What options are available? Is it possible to map files to their own output/input set?
The only and best option is to use the processing pipelines.
That way you could do different extractions, modifications based on the filename the messages is taken from or any other kind of identificator the message has.
We’re currently using “Streams” (Rules) to put data in different indexes based on retention requirements. We also only have 1 log type per input. Extractors are currently managed in the inputs. Are you saying that we can move all of the extractor logic into pipelines? It would be great if we could simplify.
So the workflow would be Input > All Messages > Sort Processing Pipeline (App, apache, syslog, auth) > log specific stream (set retention Indices) > Log specific Processing Pipeline (parse message for those specific log types)?
Although pipelines can trigger other pipelines via message routing, incoming messages must be processed by an initial set of pipelines connected to one or more streams.
Does the “message routing” take place in a stream?
yes, you can do all (and more) what you do in the extractor in the pipelines. Also you can do stream routing in the pipeline based on the extraction/normalization you have done in the pipeline.
Your Workflow would be nearly the one you wrote down
Input > All Messages > Processing Pipelines
and in the Processing Pipelines you can do what you like and what fits your needs, that cou be for example. Split by log type into seperated streams and have other pipelines on that streams that do other extractions/additional processing. The other option would be, do the processing and only save the final result in a new stream.
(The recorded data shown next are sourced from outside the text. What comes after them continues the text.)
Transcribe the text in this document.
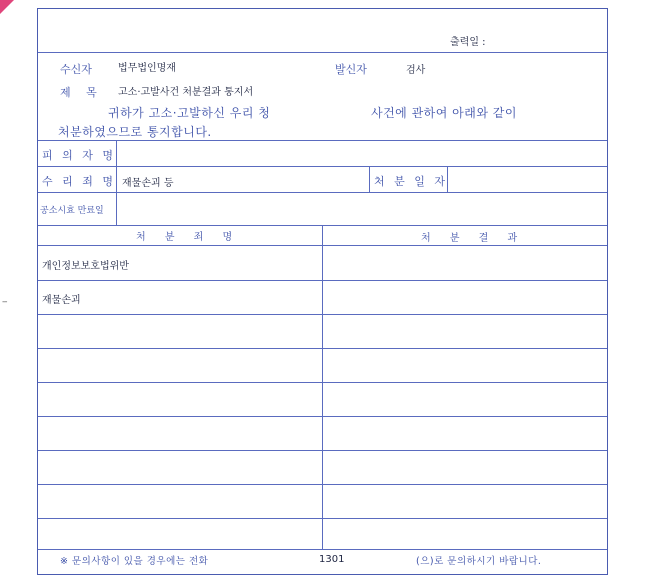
--
출력일 :
수신자	법무법인명재	발신자	검사
제 목 고소·고발사건 처분결과 통지서
귀하가 고소·고발하신 우리 청	사건에 관하여 아래와 같이
처분하였으므로 통지합니다.
피 의 자 명
수 리 죄 명 재물손괴 등	처 분 일 자
공소시효 만료일
처 분 죄 명	처 분 결 과
개인정보보호법위반
재물손괴
※ 문의사항이 있을 경우에는 전화	1301	(으)로 문의하시기 바랍니다.
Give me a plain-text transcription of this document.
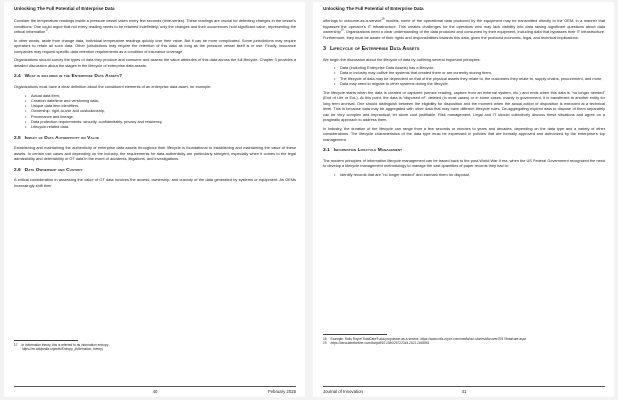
Unlocking The Full Potential of Enterprise Data

Consider the temperature readings inside a pressure vessel taken every few seconds (time-series). These readings are crucial for detecting changes in the vessel's conditions. One could argue that not every reading needs to be retained indefinitely; only the changes and their occurrences hold significant value, representing the critical information$^{17}$.

In other words, aside from change data, individual temperature readings quickly lose their value. But it can be more complicated. Some jurisdictions may require operators to retain all such data. Other jurisdictions may require the retention of this data as long as the pressure vessel itself is in use. Finally, insurance companies may request specific data retention requirements as a condition of insurance coverage.

Organizations should survey the types of data they produce and consume and assess the value attributes of this data across the full lifecycle. Chapter 3 provides a detailed discussion about the stages in the lifecycle of enterprise data assets.

2.4 What is included in the Enterprise Data Assets?

Organizations must have a clear definition about the constituent elements of an enterprise data asset, for example:

• Actual data item,
• Creation date/time and versioning data,
• Unique data item identifiers,
• Ownership, right-to-use and custodianship,
• Provenance and lineage,
• Data protection requirements: security, confidentiality, privacy and residency,
• Lifecycle-related data.
2.5 Impact of Data Authenticity on Value

Establishing and maintaining the authenticity of enterprise data assets throughout their lifecycle is foundational to establishing and maintaining the value of these assets. In certain use cases and depending on the industry, the requirements for data authenticity are particularly stringent, especially when it comes to the legal admissibility and defensibility of OT data in the event of accidents, litigations, and investigations.

2.6 Data Ownership and Custody

A critical consideration in assessing the value of OT data involves the access, ownership, and custody of the data generated by systems or equipment. As OEMs increasingly shift their

17 In information theory, this is referred to as information entropy -
https://en.wikipedia.org/wiki/Entropy_(information_theory)
40	February 2025
Unlocking The Full Potential of Enterprise Data

offerings to outcome-as-a-service$^{18}$ models, some of the operational data produced by the equipment may be transmitted directly to the OEM, in a manner that bypasses the operator's IT infrastructure. This creates challenges for the operators who may lack visibility into data raising significant questions about data ownership$^{19}$. Organizations need a clear understanding of the data produced and consumed by their equipment, including data that bypasses their IT infrastructure. Furthermore, they must be aware of their rights and responsibilities towards this data, given the profound economic, legal, and technical implications.

3 Lifecycle of Enterprise Data Assets

We begin the discussion about the lifecycle of data by outlining several important principles:

• Data (including Enterprise Data Assets) has a lifecycle,
• Data in industry may outlive the systems that created them or are currently storing them,
• The lifecycle of data may be dependent on that of the physical assets they relate to, the customers they relate to, supply chains, procurement, and more,
• Data may need to migrate to other systems during the lifecycle.

The lifecycle starts when the data is created or captured (sensor reading, capture from an external system, etc.) and ends when this data is "no longer needed" (End of Life or EoL). At this point, the data is "disposed of": deleted (in most cases) or in some cases, mainly in government, it is transferred to another entity for long term archival. One should distinguish between the eligibility for disposition and the moment when the actual action of disposition is executed at a technical level. This is because data may be aggregated with other data that may have different lifecycle rules. De-aggregating expired data to dispose of them separately can be very complex and impractical, let alone cost justifiable. Risk management, Legal and IT should collectively discuss these situations and agree on a pragmatic approach to address them.

In industry, the duration of the lifecycle can range from a few seconds or minutes to years and decades, depending on the data type and a variety of other considerations. The lifecycle characteristics of the data type must be expressed in policies that are formally approved and authorized by the enterprise's top management.

3.1 Information Lifecycle Management

The modern principles of information lifecycle management can be traced back to the post-World War II era, when the US Federal Government recognized the need to develop a lifecycle management methodology to manage the vast quantities of paper records they had to:

• Identify records that are "no longer needed" and earmark them for disposal,
18 Example: Rolls Royce TotalCare® aka propulsion-as-a-service. https://www.rolls-royce.com/media/our-stories/discover/2017/totalcare.aspx
19 https://www.tandfonline.com/doi/pdf/10.1080/25722344.2021.1945861
Journal of Innovation	41
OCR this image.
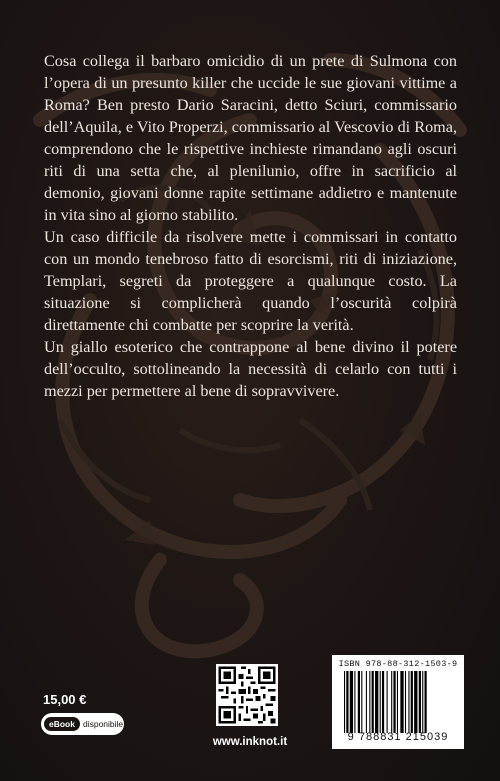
Cosa collega il barbaro omicidio di un prete di Sulmona con l’opera di un presunto killer che uccide le sue giovani vittime a Roma? Ben presto Dario Saracini, detto Sciuri, commissario dell’Aquila, e Vito Properzi, commissario al Vescovio di Roma, comprendono che le rispettive inchieste rimandano agli oscuri riti di una setta che, al plenilunio, offre in sacrificio al demonio, giovani donne rapite settimane addietro e mantenute in vita sino al giorno stabilito.

Un caso difficile da risolvere mette i commissari in contatto con un mondo tenebroso fatto di esorcismi, riti di iniziazione, Templari, segreti da proteggere a qualunque costo. La situazione si complicherà quando l’oscurità colpirà direttamente chi combatte per scoprire la verità.

Un giallo esoterico che contrappone al bene divino il potere dell’occulto, sottolineando la necessità di celarlo con tutti i mezzi per permettere al bene di sopravvivere.

15,00 €
eBook disponibile
www.inknot.it
ISBN 978-88-312-1503-9
9 788831 215039
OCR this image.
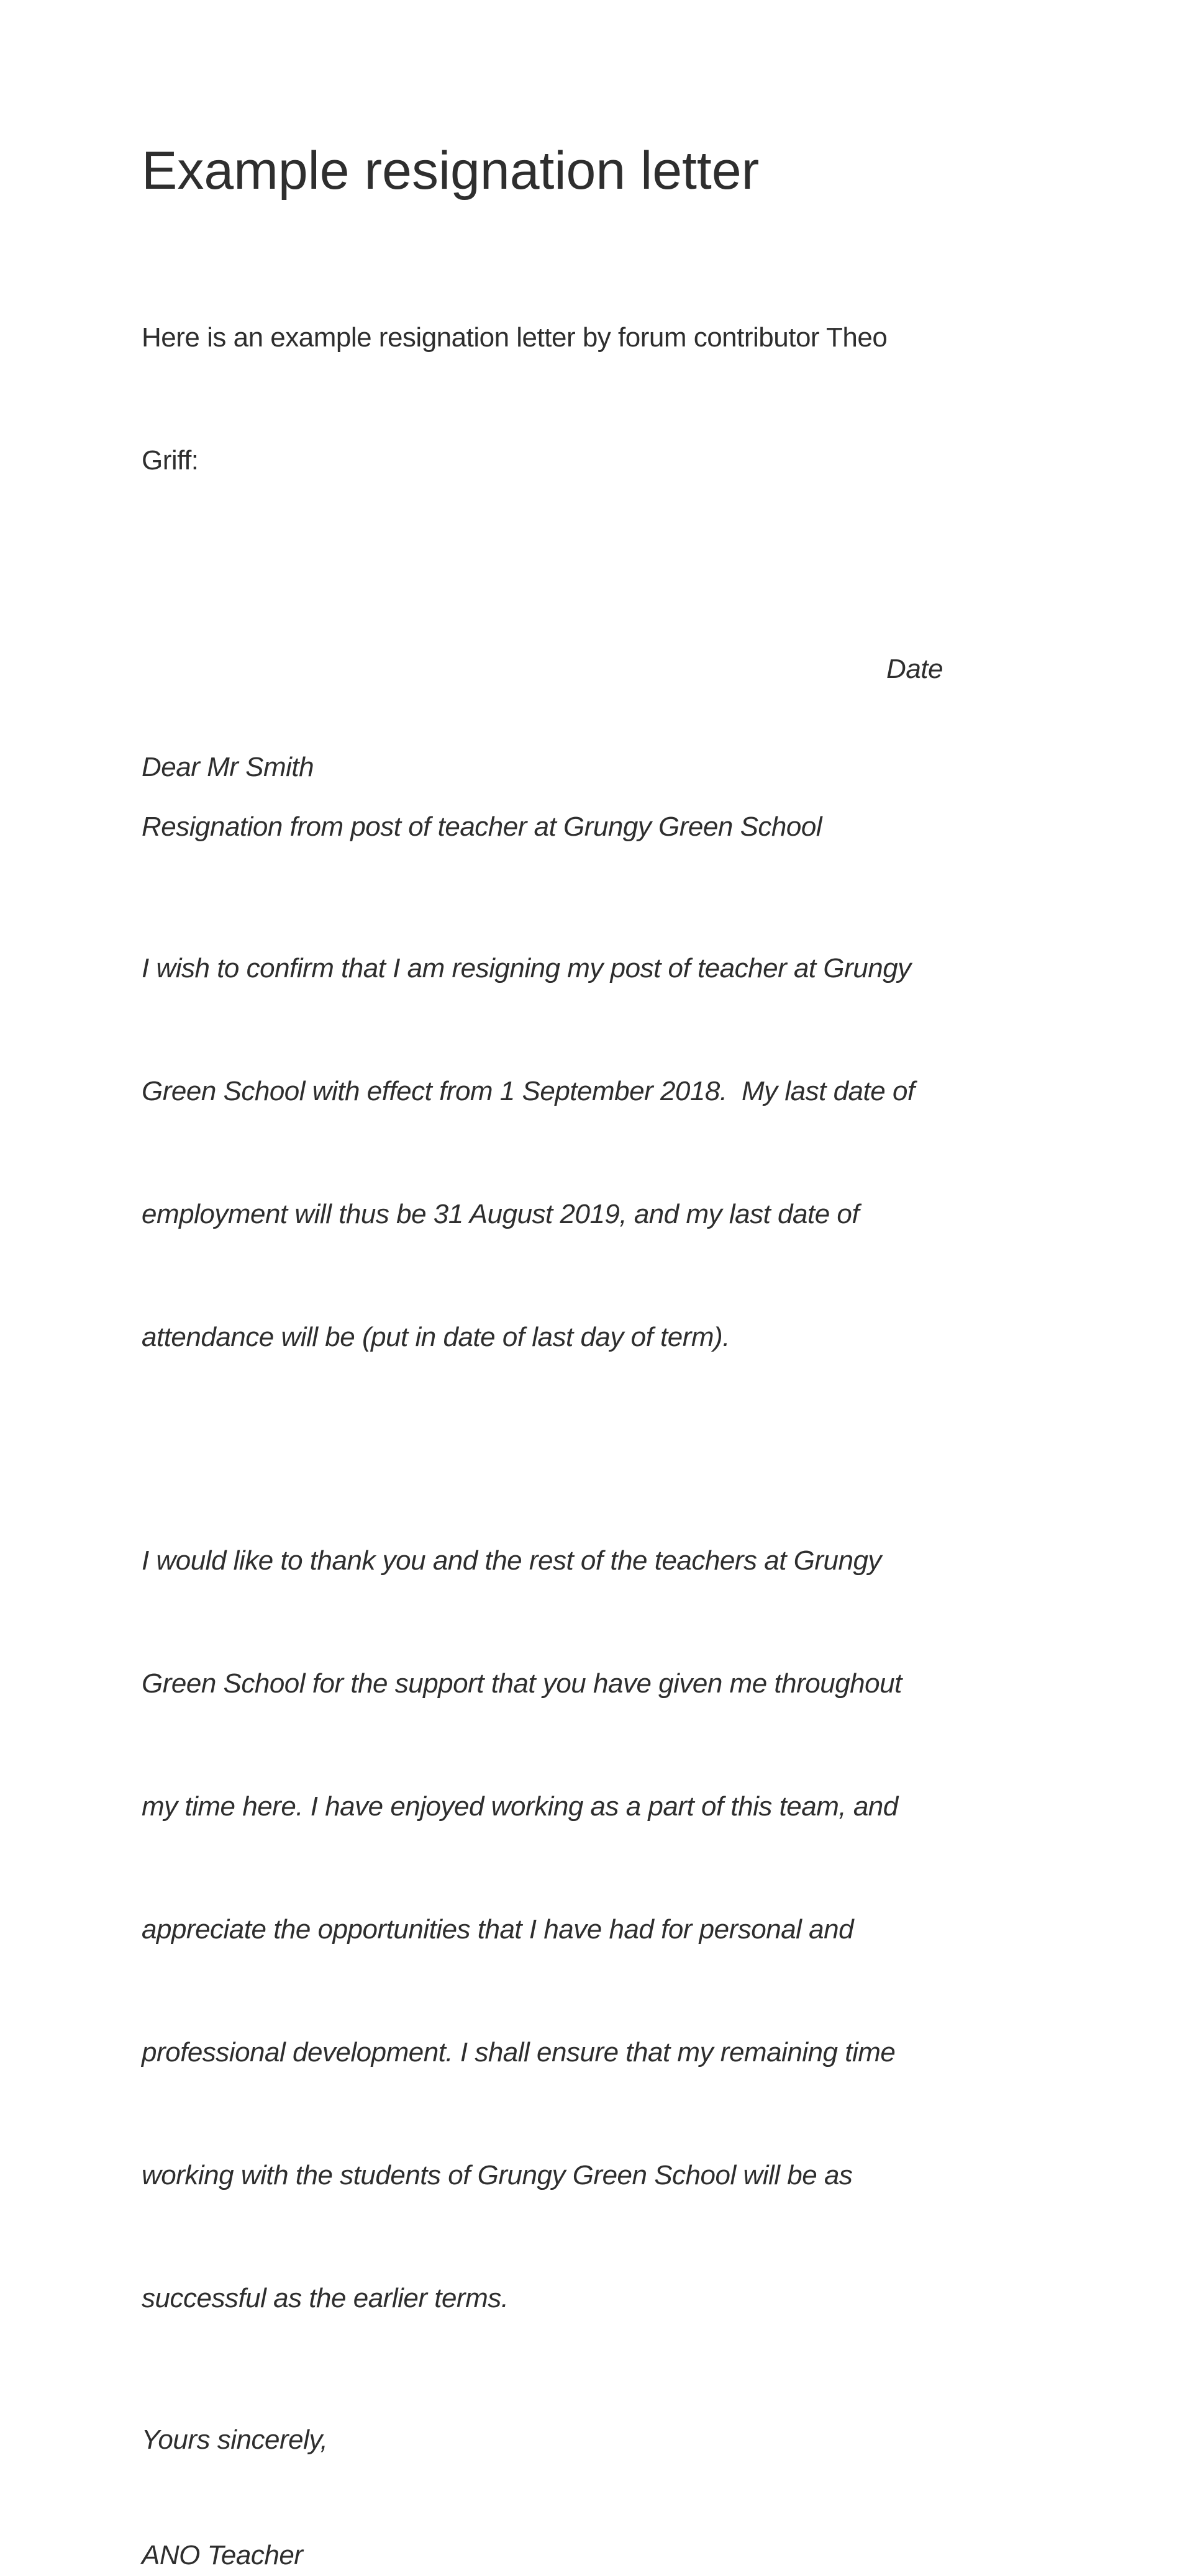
Example resignation letter

Here is an example resignation letter by forum contributor Theo

Griff:

Date

Dear Mr Smith

Resignation from post of teacher at Grungy Green School

I wish to confirm that I am resigning my post of teacher at Grungy

Green School with effect from 1 September 2018.  My last date of

employment will thus be 31 August 2019, and my last date of

attendance will be (put in date of last day of term).

I would like to thank you and the rest of the teachers at Grungy

Green School for the support that you have given me throughout

my time here. I have enjoyed working as a part of this team, and

appreciate the opportunities that I have had for personal and

professional development. I shall ensure that my remaining time

working with the students of Grungy Green School will be as

successful as the earlier terms.

Yours sincerely,

ANO Teacher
The Pipelines can route messages to streams and to those streams can be other pipelines connected. So the routing is not from pipeline to pipeline but by pipeline from stream to stream. The only important note on that. You need to have the stages sorted as the processing on the new pipeline jumps in at the stage it is routed to the stream.
Note that the built-in function route_to_stream causes a message to be routed to a particular stream. After the routing occurs, the pipeline engine will look up and start evaluating any pipelines connected to that stream.
So if you route a message from stream_a to stream_b in stage 1 on stream_a the first stage on stream_b for the message is stage_2 as the pipeline processing does not start from the first stage in this pipeline. This is done to prefend the user created loops.